In most cases, the disease resolves within four to eight days without antibiotics. Severe infections may last three to six weeks. Antibiotics, such as trimethoprim-sulfamethoxazole, ciprofloxacin may be given when the person is very young or very old, when the disease is severe, or when the risk of the infection spreading to other people is high. Additionally, ampicillin (but not amoxicillin) was effective in treating this disease previously, but now the first choice of drug is pivmecillinam.

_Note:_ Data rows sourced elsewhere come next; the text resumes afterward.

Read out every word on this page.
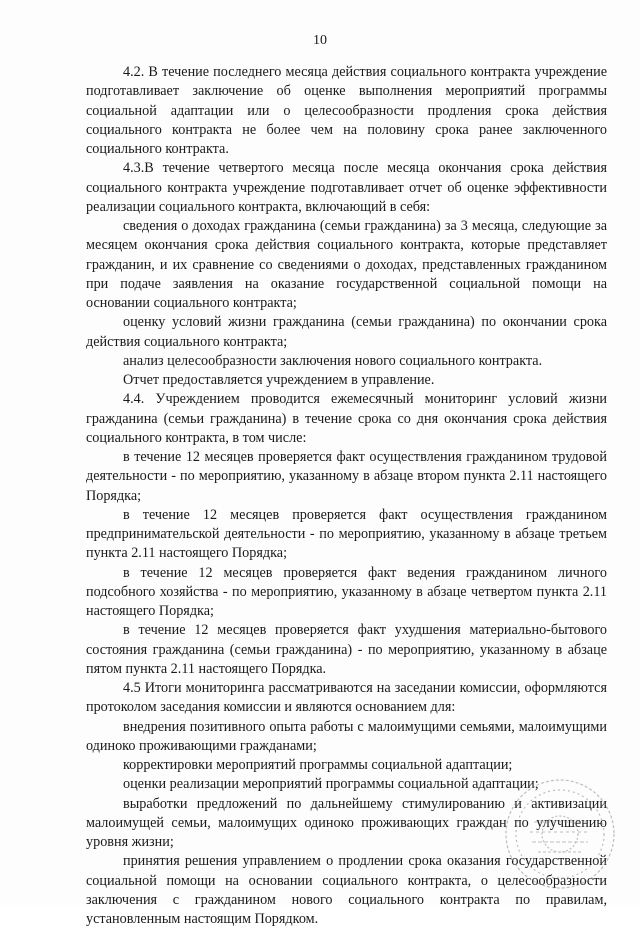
10

4.2. В течение последнего месяца действия социального контракта учреждение подготавливает заключение об оценке выполнения мероприятий программы социальной адаптации или о целесообразности продления срока действия социального контракта не более чем на половину срока ранее заключенного социального контракта.

4.3.В течение четвертого месяца после месяца окончания срока действия социального контракта учреждение подготавливает отчет об оценке эффективности реализации социального контракта, включающий в себя:

сведения о доходах гражданина (семьи гражданина) за 3 месяца, следующие за месяцем окончания срока действия социального контракта, которые представляет гражданин, и их сравнение со сведениями о доходах, представленных гражданином при подаче заявления на оказание государственной социальной помощи на основании социального контракта;

оценку условий жизни гражданина (семьи гражданина) по окончании срока действия социального контракта;

анализ целесообразности заключения нового социального контракта.

Отчет предоставляется учреждением в управление.

4.4. Учреждением проводится ежемесячный мониторинг условий жизни гражданина (семьи гражданина) в течение срока со дня окончания срока действия социального контракта, в том числе:

в течение 12 месяцев проверяется факт осуществления гражданином трудовой деятельности - по мероприятию, указанному в абзаце втором пункта 2.11 настоящего Порядка;

в течение 12 месяцев проверяется факт осуществления гражданином предпринимательской деятельности - по мероприятию, указанному в абзаце третьем пункта 2.11 настоящего Порядка;

в течение 12 месяцев проверяется факт ведения гражданином личного подсобного хозяйства - по мероприятию, указанному в абзаце четвертом пункта 2.11 настоящего Порядка;

в течение 12 месяцев проверяется факт ухудшения материально-бытового состояния гражданина (семьи гражданина) - по мероприятию, указанному в абзаце пятом пункта 2.11 настоящего Порядка.

4.5 Итоги мониторинга рассматриваются на заседании комиссии, оформляются протоколом заседания комиссии и являются основанием для:

внедрения позитивного опыта работы с малоимущими семьями, малоимущими одиноко проживающими гражданами;

корректировки мероприятий программы социальной адаптации;

оценки реализации мероприятий программы социальной адаптации;

выработки предложений по дальнейшему стимулированию и активизации малоимущей семьи, малоимущих одиноко проживающих граждан по улучшению уровня жизни;

принятия решения управлением о продлении срока оказания государственной социальной помощи на основании социального контракта, о целесообразности заключения с гражданином нового социального контракта по правилам, установленным настоящим Порядком.
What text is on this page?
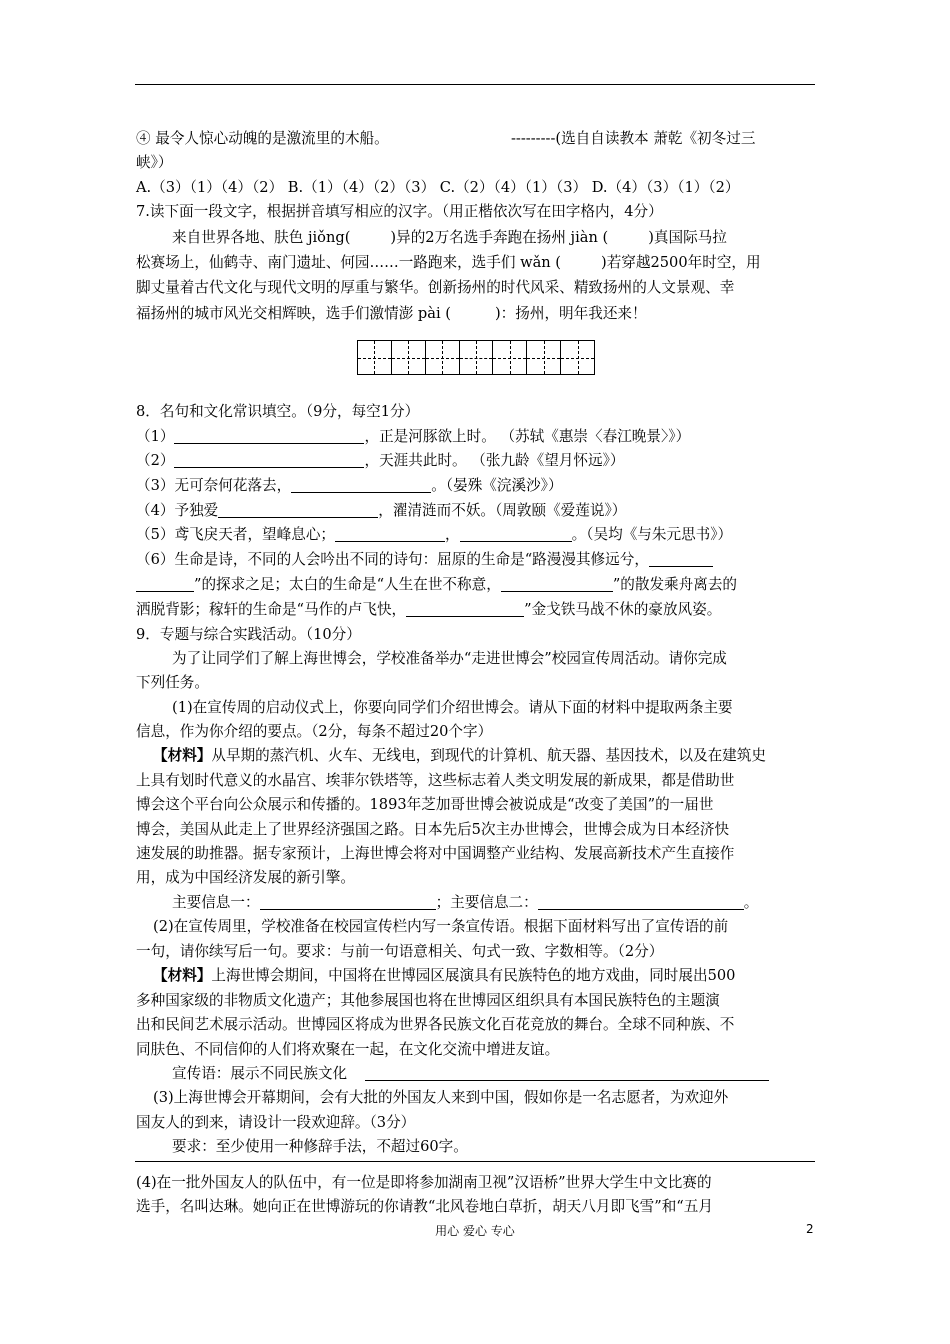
④ 最令人惊心动魄的是激流里的木船。	---------(选自自读教本 萧乾《初冬过三
峡》）
A.（3）（1）（4）（2） B.（1）（4）（2）（3） C.（2）（4）（1）（3） D.（4）（3）（1）（2）
7.读下面一段文字，根据拼音填写相应的汉字。（用正楷依次写在田字格内，4分）
来自世界各地、肤色 jiǒng(	)异的2万名选手奔跑在扬州 jiàn (	)真国际马拉
松赛场上，仙鹤寺、南门遗址、何园……一路跑来，选手们 wǎn (	)若穿越2500年时空，用
脚丈量着古代文化与现代文明的厚重与繁华。创新扬州的时代风采、精致扬州的人文景观、幸
福扬州的城市风光交相辉映，选手们激情澎 pài (	)：扬州，明年我还来！
8．名句和文化常识填空。（9分，每空1分）
（1）	，正是河豚欲上时。 （苏轼《惠崇〈春江晚景〉》）
（2）	，天涯共此时。 （张九龄《望月怀远》）
（3）无可奈何花落去，	。（晏殊《浣溪沙》）
（4）予独爱	，濯清涟而不妖。（周敦颐《爱莲说》）
（5）鸢飞戾天者，望峰息心；	，	。（吴均《与朱元思书》）
（6）生命是诗，不同的人会吟出不同的诗句：屈原的生命是“路漫漫其修远兮，
”的探求之足；太白的生命是“人生在世不称意，	”的散发乘舟离去的
洒脱背影；稼轩的生命是“马作的卢飞快，	”金戈铁马战不休的豪放风姿。
9．专题与综合实践活动。（10分）
为了让同学们了解上海世博会，学校准备举办“走进世博会”校园宣传周活动。请你完成
下列任务。
(1)在宣传周的启动仪式上，你要向同学们介绍世博会。请从下面的材料中提取两条主要
信息，作为你介绍的要点。（2分，每条不超过20个字）
【材料】从早期的蒸汽机、火车、无线电，到现代的计算机、航天器、基因技术，以及在建筑史
上具有划时代意义的水晶宫、埃菲尔铁塔等，这些标志着人类文明发展的新成果，都是借助世
博会这个平台向公众展示和传播的。1893年芝加哥世博会被说成是“改变了美国”的一届世
博会，美国从此走上了世界经济强国之路。日本先后5次主办世博会，世博会成为日本经济快
速发展的助推器。据专家预计，上海世博会将对中国调整产业结构、发展高新技术产生直接作
用，成为中国经济发展的新引擎。
主要信息一：	；主要信息二：	。
(2)在宣传周里，学校准备在校园宣传栏内写一条宣传语。根据下面材料写出了宣传语的前
一句，请你续写后一句。要求：与前一句语意相关、句式一致、字数相等。（2分）
【材料】上海世博会期间，中国将在世博园区展演具有民族特色的地方戏曲，同时展出500
多种国家级的非物质文化遗产；其他参展国也将在世博园区组织具有本国民族特色的主题演
出和民间艺术展示活动。世博园区将成为世界各民族文化百花竞放的舞台。全球不同种族、不
同肤色、不同信仰的人们将欢聚在一起，在文化交流中增进友谊。
宣传语：展示不同民族文化
(3)上海世博会开幕期间，会有大批的外国友人来到中国，假如你是一名志愿者，为欢迎外
国友人的到来，请设计一段欢迎辞。（3分）
要求：至少使用一种修辞手法，不超过60字。
(4)在一批外国友人的队伍中，有一位是即将参加湖南卫视”汉语桥”世界大学生中文比赛的
选手，名叫达琳。她向正在世博游玩的你请教“北风卷地白草折，胡天八月即飞雪”和“五月
用心 爱心 专心	2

Insufficient data exist, but it is estimated to have caused the death of 34,000 children under the age of five in 2013, and 40,000 deaths in people over five years of age. Shigella also causes about 580,000 cases annually among travelers and military personnel from industrialized countries.
An estimated 500,000 cases of shigellosis occur annually in the United States. Infants, the elderly, and the critically ill are susceptible to the most severe symptoms of disease, but all humans are susceptible to some degree. Individuals with acquired immune deficiency syndrome (AIDS) are more frequently infected with Shigella. Shigellosis is a more common and serious condition in the developing world; fatality rates of shigellosis epidemics in developing countries can be 5–15%.
Orthodox Jewish communities (OJCs) are a known risk group for shigellosis; Shigella sonnei is cyclically epidemic in these communities in Israel, with sporadic outbreaks occurring elsewhere in among these communities. "Through phylogenetic and genomic analysis, we showed that strains from outbreaks in OJCs outside of Israel are distinct from strains in the general population and relate to a single multidrug-resistant sublineage of S. sonnei that prevails in Israel. Further Bayesian phylogenetic analysis showed that this strain emerged approximately 30 years ago, demonstrating the speed at which antimicrobial drug–resistant pathogens can spread widely through geographically dispersed, but internationally connected, communities."